一、〈証拠〉を総合すれば、原告と訴外有限会社平尾工務店とは、昭和四〇年七月中旬頃、原告を注文者、右訴外会社を請負人として、葵会北病院新築工事について、原告主張のとおり請負契約を締結したことが認められ、右認定に反する証拠はない。

二、訴外有限会社平尾工務店が昭和四〇年七月末頃右工事に着手したことは〈証拠〉によつて認めることができ、右認定に反する証拠はなく、〈証拠〉を総合すれば、原告は訴外有限会社平尾工務店に対して、右工事について前渡金は交付しない約束であつたが、右訴外会社の要請により右工事の前渡金として昭和四〇年七月二二日

(1)額面 金一〇〇万円

満期 昭和四〇年一〇月二〇日

支払地 京都市

支払場所 株式会社三井銀行円町支店

振出日 昭和四〇年七月二二日

振出人 原告

受取人 有限会社平尾工務店

(2)額面 金五〇万円

満期 昭和四〇年一一月二〇日

その他の手形要件および支払場所は右(1)に同じ

(3)額面 金五〇万円

満期 昭和四〇年一一月二〇日

その他の手形要件および支払場所は右(1)に同じ

なる約束手形三通を振出して、同日これらを右訴外会社に交付し、更に昭和四〇年七月二四日

(4)額面 金一〇〇万円

満期 昭和四〇年一二月二〇日

振出日 同年七月二四日

その他の手形要件および支払場所は前記(1)に同じ

なる約束手形一通を振出して、同日これを右訴外会社に交付したこと、右訴外会社は、右各手形を利用して金融を得たこと、および原告は右各手形金の支払いについて、その各満期に一旦はそれを拒絶したが、結局支払つたことを、いずれも認定することができ、右認定に反する証拠はない。

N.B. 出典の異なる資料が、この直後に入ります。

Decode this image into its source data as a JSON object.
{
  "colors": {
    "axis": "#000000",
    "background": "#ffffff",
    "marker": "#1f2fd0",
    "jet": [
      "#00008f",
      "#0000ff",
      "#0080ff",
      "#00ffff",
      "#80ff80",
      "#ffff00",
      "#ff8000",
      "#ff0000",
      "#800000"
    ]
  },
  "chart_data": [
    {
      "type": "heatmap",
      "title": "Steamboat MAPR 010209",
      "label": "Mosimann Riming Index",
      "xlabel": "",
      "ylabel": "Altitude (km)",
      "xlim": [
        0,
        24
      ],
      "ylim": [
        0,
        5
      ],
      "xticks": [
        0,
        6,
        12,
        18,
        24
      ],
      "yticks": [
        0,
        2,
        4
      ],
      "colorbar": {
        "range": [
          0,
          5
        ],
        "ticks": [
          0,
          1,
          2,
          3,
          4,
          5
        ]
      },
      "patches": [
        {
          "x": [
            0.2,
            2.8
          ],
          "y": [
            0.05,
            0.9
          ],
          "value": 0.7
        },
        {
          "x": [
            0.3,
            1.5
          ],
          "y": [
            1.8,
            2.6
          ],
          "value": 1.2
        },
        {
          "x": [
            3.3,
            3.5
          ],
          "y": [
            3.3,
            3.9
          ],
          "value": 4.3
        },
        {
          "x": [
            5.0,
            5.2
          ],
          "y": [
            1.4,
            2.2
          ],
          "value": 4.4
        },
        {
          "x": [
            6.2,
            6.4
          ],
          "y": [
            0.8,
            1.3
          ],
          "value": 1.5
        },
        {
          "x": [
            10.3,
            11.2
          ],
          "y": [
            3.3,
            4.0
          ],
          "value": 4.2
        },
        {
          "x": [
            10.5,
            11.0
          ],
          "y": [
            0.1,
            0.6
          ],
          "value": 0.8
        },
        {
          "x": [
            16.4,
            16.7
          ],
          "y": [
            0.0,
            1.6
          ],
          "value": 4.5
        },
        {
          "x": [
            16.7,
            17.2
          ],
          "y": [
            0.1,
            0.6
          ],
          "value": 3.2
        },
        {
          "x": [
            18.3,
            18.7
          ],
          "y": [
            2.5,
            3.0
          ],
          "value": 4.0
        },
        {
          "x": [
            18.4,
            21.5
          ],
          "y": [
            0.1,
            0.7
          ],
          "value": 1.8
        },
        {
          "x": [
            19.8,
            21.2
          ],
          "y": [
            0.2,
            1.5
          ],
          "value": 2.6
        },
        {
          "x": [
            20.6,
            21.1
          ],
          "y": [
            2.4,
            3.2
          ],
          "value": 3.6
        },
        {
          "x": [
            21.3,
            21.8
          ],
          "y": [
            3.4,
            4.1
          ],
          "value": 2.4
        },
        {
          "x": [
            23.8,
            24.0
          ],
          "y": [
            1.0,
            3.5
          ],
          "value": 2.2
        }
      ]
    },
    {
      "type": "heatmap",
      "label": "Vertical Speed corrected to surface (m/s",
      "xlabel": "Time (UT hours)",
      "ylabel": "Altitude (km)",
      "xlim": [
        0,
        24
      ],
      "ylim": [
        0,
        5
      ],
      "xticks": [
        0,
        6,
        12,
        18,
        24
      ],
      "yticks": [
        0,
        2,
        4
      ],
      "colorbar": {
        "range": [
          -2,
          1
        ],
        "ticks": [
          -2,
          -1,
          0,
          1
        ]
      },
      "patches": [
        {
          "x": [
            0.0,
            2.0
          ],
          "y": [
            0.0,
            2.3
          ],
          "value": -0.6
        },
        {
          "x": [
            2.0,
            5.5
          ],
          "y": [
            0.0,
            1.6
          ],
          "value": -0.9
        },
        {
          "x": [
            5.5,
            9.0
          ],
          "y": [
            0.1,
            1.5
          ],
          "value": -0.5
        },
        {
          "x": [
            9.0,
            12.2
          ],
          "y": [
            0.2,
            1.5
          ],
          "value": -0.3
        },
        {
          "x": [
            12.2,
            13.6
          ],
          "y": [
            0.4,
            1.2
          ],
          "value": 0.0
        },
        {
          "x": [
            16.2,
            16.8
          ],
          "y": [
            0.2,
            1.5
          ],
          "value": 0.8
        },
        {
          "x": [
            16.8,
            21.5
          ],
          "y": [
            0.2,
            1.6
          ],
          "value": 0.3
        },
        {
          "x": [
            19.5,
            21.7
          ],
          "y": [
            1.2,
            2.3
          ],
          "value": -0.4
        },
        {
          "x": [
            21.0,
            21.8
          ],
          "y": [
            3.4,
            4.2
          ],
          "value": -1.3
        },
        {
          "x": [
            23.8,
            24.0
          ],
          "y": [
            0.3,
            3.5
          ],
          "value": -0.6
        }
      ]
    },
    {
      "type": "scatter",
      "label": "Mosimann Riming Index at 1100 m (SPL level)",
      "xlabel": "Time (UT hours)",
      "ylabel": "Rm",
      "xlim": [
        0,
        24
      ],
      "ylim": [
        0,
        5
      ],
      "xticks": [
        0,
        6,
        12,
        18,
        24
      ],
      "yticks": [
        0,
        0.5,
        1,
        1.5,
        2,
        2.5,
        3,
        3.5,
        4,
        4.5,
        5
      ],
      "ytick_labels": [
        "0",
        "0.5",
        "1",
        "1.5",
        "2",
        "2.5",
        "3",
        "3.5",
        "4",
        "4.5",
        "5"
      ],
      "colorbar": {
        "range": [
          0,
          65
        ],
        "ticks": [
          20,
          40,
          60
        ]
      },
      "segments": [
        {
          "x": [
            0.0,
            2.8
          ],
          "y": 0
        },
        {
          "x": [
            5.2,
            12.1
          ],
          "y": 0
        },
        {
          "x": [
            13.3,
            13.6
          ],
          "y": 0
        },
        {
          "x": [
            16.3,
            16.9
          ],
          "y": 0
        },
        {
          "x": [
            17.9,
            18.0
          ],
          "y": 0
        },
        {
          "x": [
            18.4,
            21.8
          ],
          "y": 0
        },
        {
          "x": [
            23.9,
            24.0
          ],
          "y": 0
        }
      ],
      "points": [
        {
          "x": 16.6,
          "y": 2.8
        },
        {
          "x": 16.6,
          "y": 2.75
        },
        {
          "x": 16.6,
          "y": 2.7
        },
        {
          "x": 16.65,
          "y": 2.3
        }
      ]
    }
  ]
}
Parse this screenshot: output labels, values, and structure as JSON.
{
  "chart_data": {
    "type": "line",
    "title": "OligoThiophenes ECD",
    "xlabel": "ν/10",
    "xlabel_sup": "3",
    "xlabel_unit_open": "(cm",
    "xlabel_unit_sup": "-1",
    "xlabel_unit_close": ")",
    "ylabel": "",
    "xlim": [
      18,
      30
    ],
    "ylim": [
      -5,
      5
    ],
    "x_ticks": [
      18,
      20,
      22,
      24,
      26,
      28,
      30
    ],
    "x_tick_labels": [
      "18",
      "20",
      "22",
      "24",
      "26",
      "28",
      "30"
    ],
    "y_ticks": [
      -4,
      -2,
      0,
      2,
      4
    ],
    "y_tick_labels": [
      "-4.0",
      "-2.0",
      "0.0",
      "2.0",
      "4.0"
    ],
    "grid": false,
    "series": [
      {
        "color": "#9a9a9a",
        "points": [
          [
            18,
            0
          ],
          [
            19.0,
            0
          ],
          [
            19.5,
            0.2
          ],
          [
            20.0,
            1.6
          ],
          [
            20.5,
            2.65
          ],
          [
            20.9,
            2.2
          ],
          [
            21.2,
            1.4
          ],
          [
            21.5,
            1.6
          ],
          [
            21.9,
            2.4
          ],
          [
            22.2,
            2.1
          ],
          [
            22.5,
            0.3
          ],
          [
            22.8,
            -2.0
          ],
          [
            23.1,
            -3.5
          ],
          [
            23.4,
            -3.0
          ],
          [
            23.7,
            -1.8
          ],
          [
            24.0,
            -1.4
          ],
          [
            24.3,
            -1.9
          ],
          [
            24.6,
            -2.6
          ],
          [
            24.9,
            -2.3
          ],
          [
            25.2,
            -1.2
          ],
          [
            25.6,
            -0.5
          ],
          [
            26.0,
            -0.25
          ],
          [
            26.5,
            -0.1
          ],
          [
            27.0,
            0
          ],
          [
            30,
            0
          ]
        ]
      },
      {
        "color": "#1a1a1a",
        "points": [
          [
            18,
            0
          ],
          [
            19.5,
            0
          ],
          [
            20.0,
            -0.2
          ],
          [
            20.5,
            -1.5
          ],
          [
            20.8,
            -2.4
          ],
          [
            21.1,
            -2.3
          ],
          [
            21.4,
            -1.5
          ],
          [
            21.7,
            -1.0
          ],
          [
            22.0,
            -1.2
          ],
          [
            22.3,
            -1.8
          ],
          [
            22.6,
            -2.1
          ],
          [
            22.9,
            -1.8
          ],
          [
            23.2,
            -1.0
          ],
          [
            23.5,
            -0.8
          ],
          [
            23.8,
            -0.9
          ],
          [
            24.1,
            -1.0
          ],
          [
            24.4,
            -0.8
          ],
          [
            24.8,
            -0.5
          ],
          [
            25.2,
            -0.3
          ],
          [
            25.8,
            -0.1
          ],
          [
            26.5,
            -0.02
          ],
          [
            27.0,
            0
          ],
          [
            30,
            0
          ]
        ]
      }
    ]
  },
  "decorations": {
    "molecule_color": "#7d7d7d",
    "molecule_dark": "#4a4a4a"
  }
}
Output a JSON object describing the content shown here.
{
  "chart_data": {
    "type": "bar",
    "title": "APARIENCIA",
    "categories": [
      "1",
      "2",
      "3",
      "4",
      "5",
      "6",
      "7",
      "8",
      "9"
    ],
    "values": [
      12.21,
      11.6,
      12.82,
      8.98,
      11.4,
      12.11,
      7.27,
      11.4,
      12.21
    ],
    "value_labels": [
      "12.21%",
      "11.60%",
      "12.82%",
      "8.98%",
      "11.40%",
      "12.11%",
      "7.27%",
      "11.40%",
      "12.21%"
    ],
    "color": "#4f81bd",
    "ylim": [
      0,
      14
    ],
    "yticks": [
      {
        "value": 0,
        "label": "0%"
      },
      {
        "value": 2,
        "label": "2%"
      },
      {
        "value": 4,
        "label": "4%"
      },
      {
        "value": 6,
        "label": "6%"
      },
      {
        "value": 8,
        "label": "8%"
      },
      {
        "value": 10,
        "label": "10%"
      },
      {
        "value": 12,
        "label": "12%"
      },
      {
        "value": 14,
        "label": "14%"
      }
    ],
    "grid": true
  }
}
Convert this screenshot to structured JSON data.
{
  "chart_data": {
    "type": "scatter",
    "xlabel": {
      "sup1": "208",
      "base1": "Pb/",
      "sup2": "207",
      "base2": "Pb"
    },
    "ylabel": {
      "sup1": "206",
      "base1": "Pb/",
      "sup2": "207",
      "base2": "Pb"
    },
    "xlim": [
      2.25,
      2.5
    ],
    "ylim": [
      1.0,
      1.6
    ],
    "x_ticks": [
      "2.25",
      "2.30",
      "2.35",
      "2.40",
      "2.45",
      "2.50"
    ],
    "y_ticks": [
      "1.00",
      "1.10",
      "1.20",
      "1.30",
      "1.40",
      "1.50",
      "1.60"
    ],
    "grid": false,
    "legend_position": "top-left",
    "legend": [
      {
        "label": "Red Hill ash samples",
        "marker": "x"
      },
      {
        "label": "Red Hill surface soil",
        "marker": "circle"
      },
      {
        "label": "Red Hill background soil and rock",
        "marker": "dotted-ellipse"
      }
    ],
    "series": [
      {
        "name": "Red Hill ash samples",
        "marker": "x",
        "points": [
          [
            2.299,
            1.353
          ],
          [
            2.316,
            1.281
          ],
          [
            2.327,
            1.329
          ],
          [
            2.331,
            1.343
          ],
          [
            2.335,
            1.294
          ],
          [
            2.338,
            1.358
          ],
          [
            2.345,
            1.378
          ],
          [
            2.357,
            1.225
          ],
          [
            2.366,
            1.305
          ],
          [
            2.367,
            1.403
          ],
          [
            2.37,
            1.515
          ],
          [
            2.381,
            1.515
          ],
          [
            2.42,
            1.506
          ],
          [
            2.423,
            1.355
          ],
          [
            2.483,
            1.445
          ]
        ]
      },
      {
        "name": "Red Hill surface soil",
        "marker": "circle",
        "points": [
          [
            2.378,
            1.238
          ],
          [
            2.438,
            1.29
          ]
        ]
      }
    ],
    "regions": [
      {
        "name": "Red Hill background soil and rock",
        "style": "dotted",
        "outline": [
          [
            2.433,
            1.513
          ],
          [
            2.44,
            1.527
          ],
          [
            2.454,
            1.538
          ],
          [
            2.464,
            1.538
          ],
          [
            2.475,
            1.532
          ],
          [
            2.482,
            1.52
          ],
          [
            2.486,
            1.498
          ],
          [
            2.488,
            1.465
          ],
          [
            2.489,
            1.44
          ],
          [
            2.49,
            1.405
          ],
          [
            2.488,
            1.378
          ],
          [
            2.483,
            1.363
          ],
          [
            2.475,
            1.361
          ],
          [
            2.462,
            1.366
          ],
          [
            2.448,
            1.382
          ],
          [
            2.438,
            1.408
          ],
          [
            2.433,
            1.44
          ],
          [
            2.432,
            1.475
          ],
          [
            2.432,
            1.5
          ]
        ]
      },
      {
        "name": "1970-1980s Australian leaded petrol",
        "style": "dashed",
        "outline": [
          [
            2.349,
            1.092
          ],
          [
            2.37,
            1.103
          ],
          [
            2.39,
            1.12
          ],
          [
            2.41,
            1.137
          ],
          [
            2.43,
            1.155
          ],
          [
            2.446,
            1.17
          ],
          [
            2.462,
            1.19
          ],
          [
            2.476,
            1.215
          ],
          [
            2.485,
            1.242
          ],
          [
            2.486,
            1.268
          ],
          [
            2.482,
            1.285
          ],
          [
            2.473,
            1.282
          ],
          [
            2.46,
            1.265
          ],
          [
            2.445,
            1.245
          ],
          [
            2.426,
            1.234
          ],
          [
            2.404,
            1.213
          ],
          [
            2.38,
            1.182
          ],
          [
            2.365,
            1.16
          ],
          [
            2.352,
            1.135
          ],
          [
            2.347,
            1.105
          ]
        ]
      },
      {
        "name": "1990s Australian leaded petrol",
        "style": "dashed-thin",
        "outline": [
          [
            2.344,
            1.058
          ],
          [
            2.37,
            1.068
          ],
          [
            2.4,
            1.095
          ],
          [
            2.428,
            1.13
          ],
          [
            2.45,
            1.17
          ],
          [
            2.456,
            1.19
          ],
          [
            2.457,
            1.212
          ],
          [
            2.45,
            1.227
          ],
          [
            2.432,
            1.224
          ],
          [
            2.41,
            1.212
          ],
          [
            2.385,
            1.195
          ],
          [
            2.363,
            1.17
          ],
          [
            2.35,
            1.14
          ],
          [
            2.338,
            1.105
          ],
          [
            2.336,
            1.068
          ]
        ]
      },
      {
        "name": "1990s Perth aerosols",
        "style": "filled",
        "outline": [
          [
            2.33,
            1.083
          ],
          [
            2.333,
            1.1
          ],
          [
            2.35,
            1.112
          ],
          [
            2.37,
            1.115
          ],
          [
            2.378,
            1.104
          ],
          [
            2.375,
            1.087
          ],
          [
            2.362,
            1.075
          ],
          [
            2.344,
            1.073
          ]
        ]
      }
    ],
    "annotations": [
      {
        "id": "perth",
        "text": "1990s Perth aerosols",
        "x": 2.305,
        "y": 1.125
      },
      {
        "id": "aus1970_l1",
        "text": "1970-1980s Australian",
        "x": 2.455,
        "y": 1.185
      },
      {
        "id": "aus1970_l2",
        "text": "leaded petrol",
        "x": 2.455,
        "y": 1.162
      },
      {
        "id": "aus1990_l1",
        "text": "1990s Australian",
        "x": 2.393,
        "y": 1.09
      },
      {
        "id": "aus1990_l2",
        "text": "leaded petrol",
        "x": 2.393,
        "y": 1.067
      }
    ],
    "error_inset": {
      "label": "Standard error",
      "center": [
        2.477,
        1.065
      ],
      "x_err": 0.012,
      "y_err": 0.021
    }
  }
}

三、〈証拠〉によれば、訴外有限会社平尾工務店は、昭和四〇年八月二八日手形に不渡りを出して銀行取引停止処分を受けて倒産し、同年同月末をもつて前記請負工事を中止したことを認定することができ、右認定に反する証拠はない。

四、〈証拠〉によれば、原告と訴外有限会社平尾工務店とは昭和四〇年九月初旬、前記請負契約を合意解約したこと、およびその頃までの間に右訴外会社がなした右請負契約の工事出来高は金一、一二三、二四〇円であつたことが認められ〈証拠判断略〉。

五、そうすると、原告は、右訴外会社に対し、前記前渡金三〇〇万円より右工事出来高を差引いた残金一、八七六、七六〇円の返還請求権を有するものということができる。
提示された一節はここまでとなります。